Elaborate musical instruments aside, the raft-building mechanic is also neatly thought out. Once you’ve sufficiently expanded the size of your raft, you can start to add additional floors, roof-coverings to protect you from the rain, hammocks to sleep in, and all manner of colourful decorations. The three most important additions, however, are sails, anchors, and a radio antenna. The first two enable you to direct and stop your raft, which means you can safely dock at islands to explore. Here, you’ll find wild plants like melons and pineapples to eat, as well as caches of resources left by other survivors. The radio transmitter, meanwhile, lets you begin to unpeel the layers of Raft‘s story, leading you to larger, more complex islands and slowly unveiling the causes of Raft‘s damp Armageddon.

There’s a whole lot to like about Raft. Not only is it mechanically innovative, Raft balances the challenge just right. There’s always something to do, but it never feels overwhelming, while the shark adds just enough threat to keep you on your toes without dominating the experience. My only real gripe is that Raft doesn’t feel as good as some other survival games. There’s a floatiness to movement and a sponginess to interaction that isn’t very satisfying, which makes the act of building and crafting feel a little flat.

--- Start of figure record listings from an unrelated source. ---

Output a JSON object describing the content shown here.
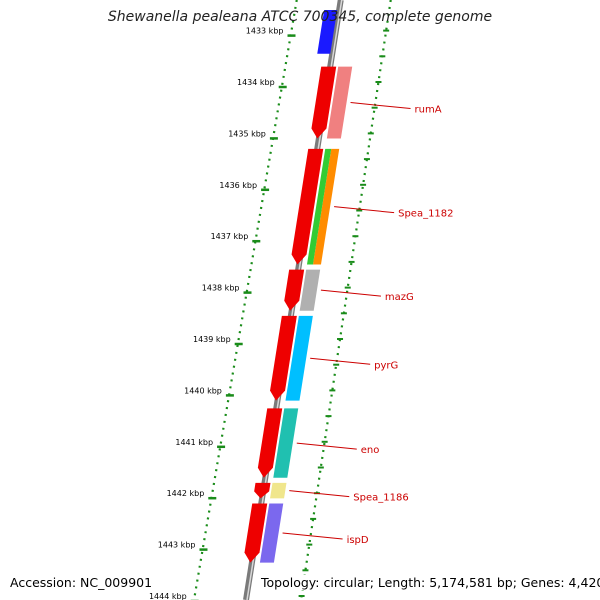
{
  "title": "Shewanella pealeana ATCC 700345, complete genome",
  "footer": {
    "accession": "Accession: NC_009901",
    "topology": "Topology: circular; Length: 5,174,581 bp; Genes: 4,420"
  },
  "ruler": {
    "unit": "kbp",
    "ticks": [
      {
        "value": 1433,
        "label": "1433 kbp"
      },
      {
        "value": 1434,
        "label": "1434 kbp"
      },
      {
        "value": 1435,
        "label": "1435 kbp"
      },
      {
        "value": 1436,
        "label": "1436 kbp"
      },
      {
        "value": 1437,
        "label": "1437 kbp"
      },
      {
        "value": 1438,
        "label": "1438 kbp"
      },
      {
        "value": 1439,
        "label": "1439 kbp"
      },
      {
        "value": 1440,
        "label": "1440 kbp"
      },
      {
        "value": 1441,
        "label": "1441 kbp"
      },
      {
        "value": 1442,
        "label": "1442 kbp"
      },
      {
        "value": 1443,
        "label": "1443 kbp"
      },
      {
        "value": 1444,
        "label": "1444 kbp"
      }
    ]
  },
  "genes": [
    {
      "label": "",
      "start_kbp": 1432.6,
      "end_kbp": 1433.45,
      "color": "#1a1aff"
    },
    {
      "label": "rumA",
      "start_kbp": 1433.7,
      "end_kbp": 1435.1,
      "color": "#f08080"
    },
    {
      "label": "Spea_1182",
      "start_kbp": 1435.3,
      "end_kbp": 1437.55,
      "color": "#ff8c00"
    },
    {
      "label": "",
      "start_kbp": 1435.3,
      "end_kbp": 1437.55,
      "color": "#33cc33"
    },
    {
      "label": "mazG",
      "start_kbp": 1437.65,
      "end_kbp": 1438.45,
      "color": "#b0b0b0"
    },
    {
      "label": "pyrG",
      "start_kbp": 1438.55,
      "end_kbp": 1440.2,
      "color": "#00bfff"
    },
    {
      "label": "eno",
      "start_kbp": 1440.35,
      "end_kbp": 1441.7,
      "color": "#20c0b0"
    },
    {
      "label": "Spea_1186",
      "start_kbp": 1441.8,
      "end_kbp": 1442.1,
      "color": "#f0e68c"
    },
    {
      "label": "ispD",
      "start_kbp": 1442.2,
      "end_kbp": 1443.35,
      "color": "#7b68ee"
    }
  ]
}
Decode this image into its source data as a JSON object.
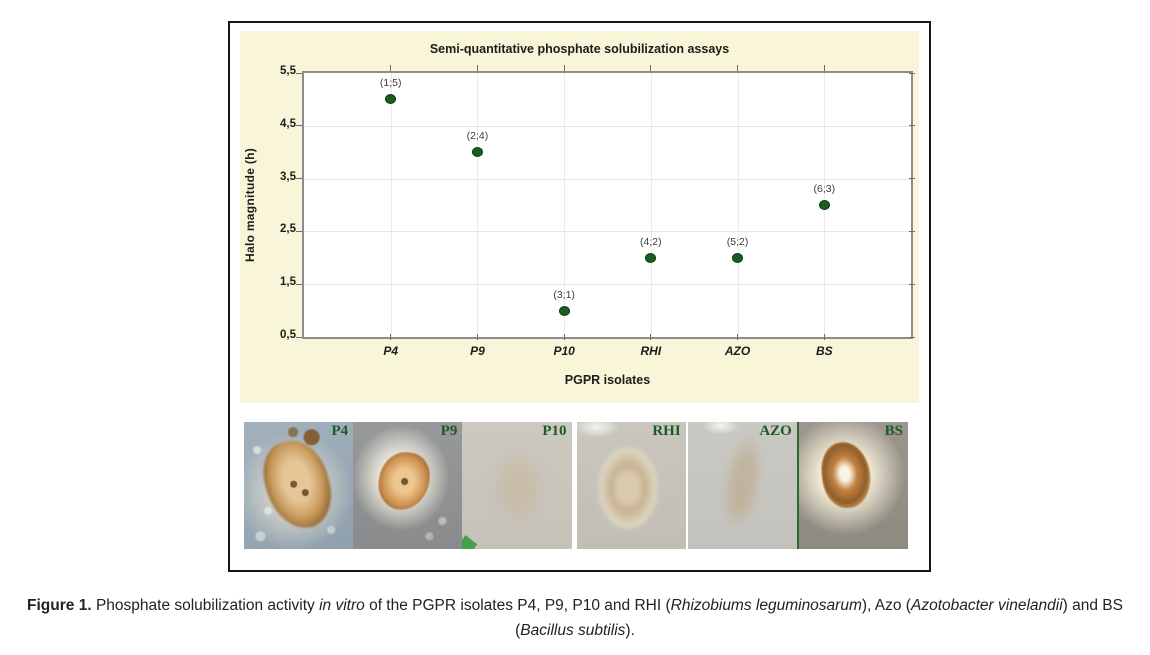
{
  "chart_data": {
    "type": "scatter",
    "title": "Semi-quantitative phosphate solubilization assays",
    "xlabel": "PGPR isolates",
    "ylabel": "Halo magnitude (h)",
    "categories": [
      "P4",
      "P9",
      "P10",
      "RHI",
      "AZO",
      "BS"
    ],
    "values": [
      5,
      4,
      1,
      2,
      2,
      3
    ],
    "point_labels": [
      "(1;5)",
      "(2;4)",
      "(3;1)",
      "(4;2)",
      "(5;2)",
      "(6;3)"
    ],
    "ylim": [
      0.5,
      5.5
    ],
    "ytick_labels": [
      "5,5",
      "4,5",
      "3,5",
      "2,5",
      "1,5",
      "0,5"
    ],
    "grid": true,
    "legend": "none",
    "marker_color": "#1a5c22",
    "panel_bg": "#f8f5d8"
  },
  "photos": {
    "labels": [
      "P4",
      "P9",
      "P10",
      "RHI",
      "AZO",
      "BS"
    ],
    "label_color": "#1d5a26"
  },
  "caption": {
    "parts": [
      {
        "text": "Figure 1.",
        "style": "bold"
      },
      {
        "text": " Phosphate solubilization activity ",
        "style": "normal"
      },
      {
        "text": "in vitro",
        "style": "italic"
      },
      {
        "text": " of the PGPR isolates P4, P9, P10 and RHI (",
        "style": "normal"
      },
      {
        "text": "Rhizobiums leguminosarum",
        "style": "italic"
      },
      {
        "text": "), Azo (",
        "style": "normal"
      },
      {
        "text": "Azotobacter vinelandii",
        "style": "italic"
      },
      {
        "text": ") and BS (",
        "style": "normal"
      },
      {
        "text": "Bacillus subtilis",
        "style": "italic"
      },
      {
        "text": ").",
        "style": "normal"
      }
    ]
  }
}
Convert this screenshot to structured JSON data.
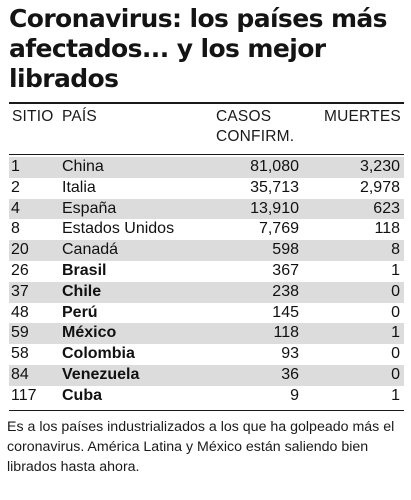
{
  "title": "Coronavirus: los países más afectados... y los mejor librados",
  "table": {
    "headers": {
      "sitio": "SITIO",
      "pais": "PAÍS",
      "casos_line1": "CASOS",
      "casos_line2": "CONFIRM.",
      "muertes": "MUERTES"
    },
    "rows": [
      {
        "sitio": "1",
        "pais": "China",
        "casos": "81,080",
        "muertes": "3,230"
      },
      {
        "sitio": "2",
        "pais": "Italia",
        "casos": "35,713",
        "muertes": "2,978"
      },
      {
        "sitio": "4",
        "pais": "España",
        "casos": "13,910",
        "muertes": "623"
      },
      {
        "sitio": "8",
        "pais": "Estados Unidos",
        "casos": "7,769",
        "muertes": "118"
      },
      {
        "sitio": "20",
        "pais": "Canadá",
        "casos": "598",
        "muertes": "8"
      },
      {
        "sitio": "26",
        "pais": "Brasil",
        "casos": "367",
        "muertes": "1"
      },
      {
        "sitio": "37",
        "pais": "Chile",
        "casos": "238",
        "muertes": "0"
      },
      {
        "sitio": "48",
        "pais": "Perú",
        "casos": "145",
        "muertes": "0"
      },
      {
        "sitio": "59",
        "pais": "México",
        "casos": "118",
        "muertes": "1"
      },
      {
        "sitio": "58",
        "pais": "Colombia",
        "casos": "93",
        "muertes": "0"
      },
      {
        "sitio": "84",
        "pais": "Venezuela",
        "casos": "36",
        "muertes": "0"
      },
      {
        "sitio": "117",
        "pais": "Cuba",
        "casos": "9",
        "muertes": "1"
      }
    ]
  },
  "note": "Es a los países industrializados a los que ha golpeado más el coronavirus. América Latina y México están saliendo bien librados hasta ahora.",
  "colors": {
    "row_shade": "#dcdcdc",
    "text": "#111111",
    "rule": "#1a1a1a"
  }
}
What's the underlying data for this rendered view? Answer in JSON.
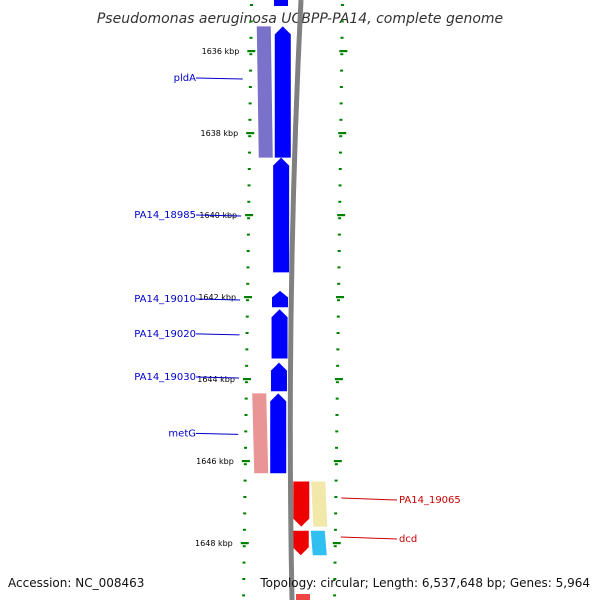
{
  "title": "Pseudomonas aeruginosa UCBPP-PA14, complete genome",
  "footer": {
    "accession": "Accession: NC_008463",
    "summary": "Topology: circular; Length: 6,537,648 bp; Genes: 5,964"
  },
  "ruler": {
    "unit": "kbp",
    "ticks": [
      {
        "label": "1636 kbp",
        "kbp": 1636
      },
      {
        "label": "1638 kbp",
        "kbp": 1638
      },
      {
        "label": "1640 kbp",
        "kbp": 1640
      },
      {
        "label": "1642 kbp",
        "kbp": 1642
      },
      {
        "label": "1644 kbp",
        "kbp": 1644
      },
      {
        "label": "1646 kbp",
        "kbp": 1646
      },
      {
        "label": "1648 kbp",
        "kbp": 1648
      }
    ]
  },
  "genes": [
    {
      "name": "pldA",
      "strand": "forward",
      "start_kbp": 1635.4,
      "end_kbp": 1638.6,
      "color": "#0000ff",
      "cog_color": "#6b63c4"
    },
    {
      "name": "PA14_18985",
      "strand": "forward",
      "start_kbp": 1638.6,
      "end_kbp": 1641.4,
      "color": "#0000ff"
    },
    {
      "name": "PA14_19010",
      "strand": "forward",
      "start_kbp": 1641.85,
      "end_kbp": 1642.25,
      "color": "#0000ff"
    },
    {
      "name": "PA14_19020",
      "strand": "forward",
      "start_kbp": 1642.3,
      "end_kbp": 1643.5,
      "color": "#0000ff"
    },
    {
      "name": "PA14_19030",
      "strand": "forward",
      "start_kbp": 1643.6,
      "end_kbp": 1644.3,
      "color": "#0000ff"
    },
    {
      "name": "metG",
      "strand": "forward",
      "start_kbp": 1644.35,
      "end_kbp": 1646.3,
      "color": "#0000ff",
      "cog_color": "#e88a8a"
    },
    {
      "name": "PA14_19065",
      "strand": "reverse",
      "start_kbp": 1646.5,
      "end_kbp": 1647.6,
      "color": "#ee0000",
      "cog_color": "#f0e6a0"
    },
    {
      "name": "dcd",
      "strand": "reverse",
      "start_kbp": 1647.7,
      "end_kbp": 1648.3,
      "color": "#ee0000",
      "cog_color": "#1ab8f0"
    }
  ],
  "colors": {
    "backbone": "#808080",
    "tick": "#008000",
    "forward_gene": "#0000ff",
    "reverse_gene": "#ee0000"
  }
}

Considering how well Raft has sold, I hope Redbeet Games takes some time to tighten up the audio/visual feedback, and provide movement and actions with a greater sense of weight and tactility. Beyond that, though, Raft is undoubtedly one of the better Early Access survival games out there, and when complete could well rival the likes of Subnautica and The Forest as one of the most fun and imaginative survival sims around.